In this document, we will show you the steps to submit a simple FeatHub job with Flink Commandline Tool to a standalone Flink cluster. The FeatHub job simply consumes the data from the Flink datagen connector, computes some feature, and prints out the result.
- Unix-like operating system (e.g. Linux, Mac OS X)
- Python 3.7/3.8/3.9
- Java 8
Download a stable release of Flink 1.16.1, then extract the archive:
$ curl -LO https://archive.apache.org/dist/flink/flink-1.16.1/flink-1.16.1-bin-scala_2.12.tgz
$ tar -xzf flink-1.16.1-bin-scala_2.12.tgz
You can refer to the local installation instruction for more detailed step.
You can deploy a standalone Flink cluster in your local environment with the following command.
$ ./flink-1.16.1/bin/start-cluster.sh
You should be able to navigate to the web UI at localhost:8081 to view the Flink dashboard and see that the cluster is up and running.
Different Flink deployment modes have different ways to manage the dependencies for the Flink job. For example, when submitting to Yarn Cluster, user can specify a local zip file that contains the dependencies. When submitting to Kubernetes cluster, user has to install the dependencies to the Docker image.

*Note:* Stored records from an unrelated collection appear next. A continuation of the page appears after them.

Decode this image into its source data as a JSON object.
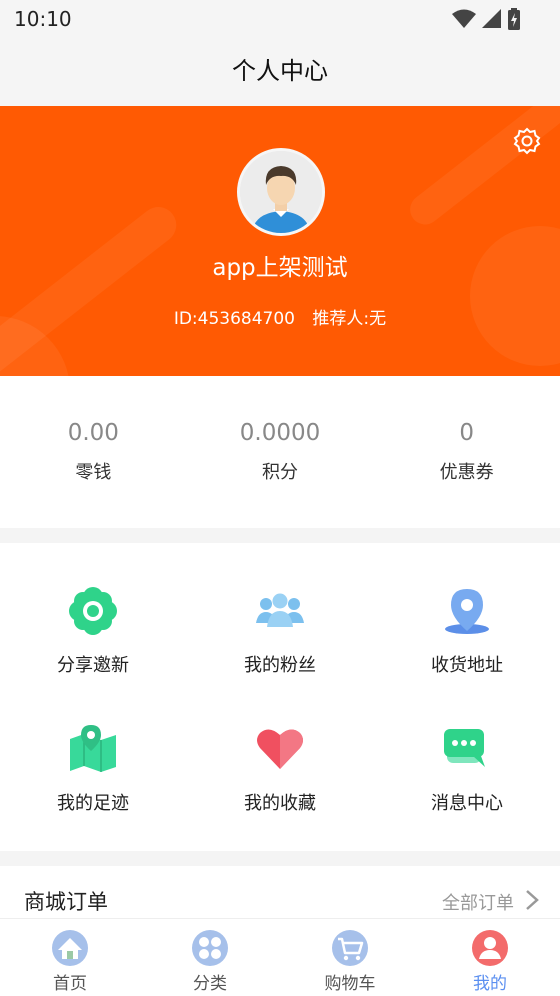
{
  "status_bar": {
    "time": "10:10"
  },
  "header": {
    "title": "个人中心"
  },
  "profile": {
    "username": "app上架测试",
    "id_text": "ID:453684700",
    "referrer_text": "推荐人:无"
  },
  "stats": [
    {
      "value": "0.00",
      "label": "零钱"
    },
    {
      "value": "0.0000",
      "label": "积分"
    },
    {
      "value": "0",
      "label": "优惠券"
    }
  ],
  "services": [
    {
      "label": "分享邀新",
      "icon": "share-invite-icon"
    },
    {
      "label": "我的粉丝",
      "icon": "fans-icon"
    },
    {
      "label": "收货地址",
      "icon": "address-pin-icon"
    },
    {
      "label": "我的足迹",
      "icon": "map-footprint-icon"
    },
    {
      "label": "我的收藏",
      "icon": "heart-icon"
    },
    {
      "label": "消息中心",
      "icon": "chat-bubble-icon"
    }
  ],
  "orders": {
    "title": "商城订单",
    "all_label": "全部订单"
  },
  "tabbar": [
    {
      "label": "首页",
      "icon": "home-icon"
    },
    {
      "label": "分类",
      "icon": "category-icon"
    },
    {
      "label": "购物车",
      "icon": "cart-icon"
    },
    {
      "label": "我的",
      "icon": "profile-icon",
      "active": true
    }
  ],
  "colors": {
    "brand": "#ff5a03",
    "active_tab": "#5b8ff0",
    "green": "#2fd38a",
    "blue": "#78aaf0",
    "red": "#f05060"
  }
}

We provide the script to package a zip that contains the Python dependencies to run FeatHub job. You can build the Python dependencies with nightly version of FeatHub or with a FeatHub wheel with the commands below.

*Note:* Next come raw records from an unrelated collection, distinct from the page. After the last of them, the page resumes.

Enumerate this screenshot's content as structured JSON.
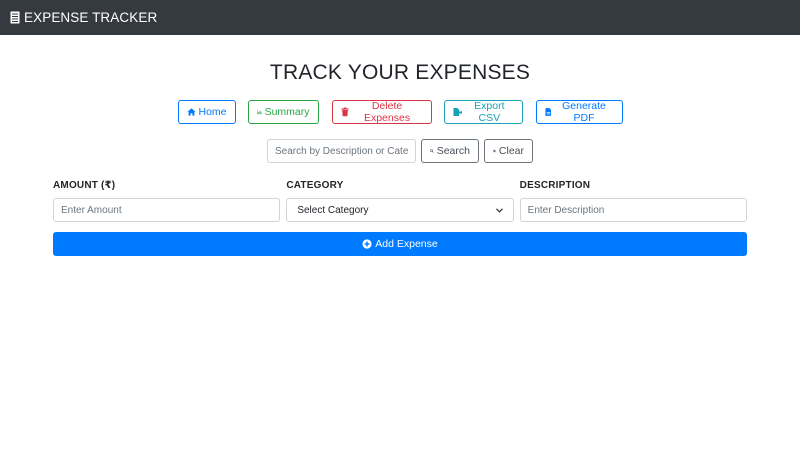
{
  "navbar": {
    "brand_icon": "document-list-icon",
    "brand": "EXPENSE TRACKER"
  },
  "page": {
    "title": "TRACK YOUR EXPENSES"
  },
  "actions": {
    "home": {
      "label": "Home",
      "icon": "home-icon",
      "color": "#007bff"
    },
    "summary": {
      "label": "Summary",
      "icon": "chart-icon",
      "color": "#28a745"
    },
    "delete": {
      "label": "Delete Expenses",
      "icon": "trash-icon",
      "color": "#dc3545"
    },
    "export": {
      "label": "Export CSV",
      "icon": "file-export-icon",
      "color": "#17a2b8"
    },
    "pdf": {
      "label": "Generate PDF",
      "icon": "file-pdf-icon",
      "color": "#007bff"
    }
  },
  "search": {
    "placeholder": "Search by Description or Category",
    "value": "",
    "search_label": "Search",
    "clear_label": "Clear"
  },
  "form": {
    "amount_label": "AMOUNT (₹)",
    "amount_placeholder": "Enter Amount",
    "category_label": "CATEGORY",
    "category_selected": "Select Category",
    "description_label": "DESCRIPTION",
    "description_placeholder": "Enter Description",
    "submit_label": "Add Expense"
  },
  "colors": {
    "navbar_bg": "#343a40",
    "primary": "#007bff"
  }
}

# Build FeatHub Python Dependencies with nightly version of FeatHub
$ bash tools/cli-deps/build-cli-deps.sh
The dependencies zip will be available at tools/cli-dep/deps.zip
. We will submit the
Flink job together with the zip file to the standalone Flink cluster.

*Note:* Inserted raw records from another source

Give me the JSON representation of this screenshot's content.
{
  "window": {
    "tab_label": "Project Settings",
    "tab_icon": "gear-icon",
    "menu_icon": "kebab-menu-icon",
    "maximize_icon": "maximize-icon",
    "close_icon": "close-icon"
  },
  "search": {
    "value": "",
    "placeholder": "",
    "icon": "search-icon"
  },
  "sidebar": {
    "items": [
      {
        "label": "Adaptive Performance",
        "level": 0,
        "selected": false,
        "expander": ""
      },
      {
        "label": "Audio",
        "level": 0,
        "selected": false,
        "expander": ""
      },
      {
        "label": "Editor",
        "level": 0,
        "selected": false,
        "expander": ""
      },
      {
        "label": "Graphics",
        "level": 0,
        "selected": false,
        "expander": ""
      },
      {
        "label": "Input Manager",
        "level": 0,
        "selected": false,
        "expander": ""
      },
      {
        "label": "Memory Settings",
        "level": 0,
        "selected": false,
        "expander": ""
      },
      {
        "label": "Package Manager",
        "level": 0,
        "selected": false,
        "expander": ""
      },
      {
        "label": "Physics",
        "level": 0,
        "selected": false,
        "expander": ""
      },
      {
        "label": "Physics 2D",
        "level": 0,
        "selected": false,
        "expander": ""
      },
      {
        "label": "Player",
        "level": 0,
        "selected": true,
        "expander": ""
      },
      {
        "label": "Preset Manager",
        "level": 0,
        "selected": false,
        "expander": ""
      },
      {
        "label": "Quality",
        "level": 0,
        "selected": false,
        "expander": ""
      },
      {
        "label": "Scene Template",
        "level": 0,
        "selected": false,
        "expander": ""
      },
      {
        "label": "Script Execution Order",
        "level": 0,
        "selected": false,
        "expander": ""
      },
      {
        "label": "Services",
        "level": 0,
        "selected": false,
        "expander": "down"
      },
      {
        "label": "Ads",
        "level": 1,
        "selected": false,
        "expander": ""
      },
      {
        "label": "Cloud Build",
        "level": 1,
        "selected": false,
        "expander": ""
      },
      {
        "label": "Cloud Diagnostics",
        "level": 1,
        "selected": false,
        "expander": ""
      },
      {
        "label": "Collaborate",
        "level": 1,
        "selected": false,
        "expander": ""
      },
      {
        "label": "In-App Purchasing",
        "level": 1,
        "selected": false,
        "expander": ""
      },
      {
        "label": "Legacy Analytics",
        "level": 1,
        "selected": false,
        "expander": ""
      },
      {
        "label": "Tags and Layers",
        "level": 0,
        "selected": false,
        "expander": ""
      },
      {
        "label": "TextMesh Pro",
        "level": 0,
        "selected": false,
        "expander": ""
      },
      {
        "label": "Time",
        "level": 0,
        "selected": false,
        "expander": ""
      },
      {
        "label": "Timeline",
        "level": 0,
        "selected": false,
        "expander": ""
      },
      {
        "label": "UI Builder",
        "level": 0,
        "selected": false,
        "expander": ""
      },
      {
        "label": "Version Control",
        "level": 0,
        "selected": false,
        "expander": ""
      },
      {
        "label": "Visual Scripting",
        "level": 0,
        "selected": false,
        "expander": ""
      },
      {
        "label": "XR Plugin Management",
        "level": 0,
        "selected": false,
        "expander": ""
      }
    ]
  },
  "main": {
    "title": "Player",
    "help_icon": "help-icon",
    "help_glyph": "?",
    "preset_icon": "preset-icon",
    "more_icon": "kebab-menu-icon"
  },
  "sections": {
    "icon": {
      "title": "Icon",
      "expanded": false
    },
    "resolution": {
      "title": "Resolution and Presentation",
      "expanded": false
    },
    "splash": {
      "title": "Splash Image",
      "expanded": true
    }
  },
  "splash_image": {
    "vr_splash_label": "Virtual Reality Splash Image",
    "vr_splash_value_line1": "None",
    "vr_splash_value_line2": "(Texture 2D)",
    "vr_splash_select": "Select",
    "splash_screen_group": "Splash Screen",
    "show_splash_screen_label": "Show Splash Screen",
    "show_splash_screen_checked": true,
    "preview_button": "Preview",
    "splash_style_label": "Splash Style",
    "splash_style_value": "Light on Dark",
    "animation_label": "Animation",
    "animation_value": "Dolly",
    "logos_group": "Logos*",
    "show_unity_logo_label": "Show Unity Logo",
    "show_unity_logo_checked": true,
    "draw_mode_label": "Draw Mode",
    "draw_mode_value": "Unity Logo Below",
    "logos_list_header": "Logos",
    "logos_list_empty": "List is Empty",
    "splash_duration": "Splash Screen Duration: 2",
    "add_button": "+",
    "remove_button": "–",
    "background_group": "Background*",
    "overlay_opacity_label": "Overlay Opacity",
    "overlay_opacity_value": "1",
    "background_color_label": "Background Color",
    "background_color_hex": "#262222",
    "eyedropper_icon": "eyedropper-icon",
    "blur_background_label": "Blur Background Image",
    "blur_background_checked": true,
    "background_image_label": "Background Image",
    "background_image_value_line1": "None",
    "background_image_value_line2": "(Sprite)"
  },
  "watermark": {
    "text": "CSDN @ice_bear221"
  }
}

You can modify tools/cli-dep/requirements.txt
to include any additional Python
dependencies to the deps.zip
.
If the Python dependencies is a Platform Wheel that are specific to certain platform, like Linux, macOS, or Windows. You need to make sure that the environment that run the building script is the same as the environment the Flink cluster runs.
Now you can submit the FeatHub job to the standalone Flink cluster with the following command:
$ ./flink-1.16.1/bin/flink run --python python/feathub/examples/streaming_average_flink_cli.py \
--pyFiles tools/cli-deps/deps.zip
When the job is running, you can check the output at the TaskManager stdout.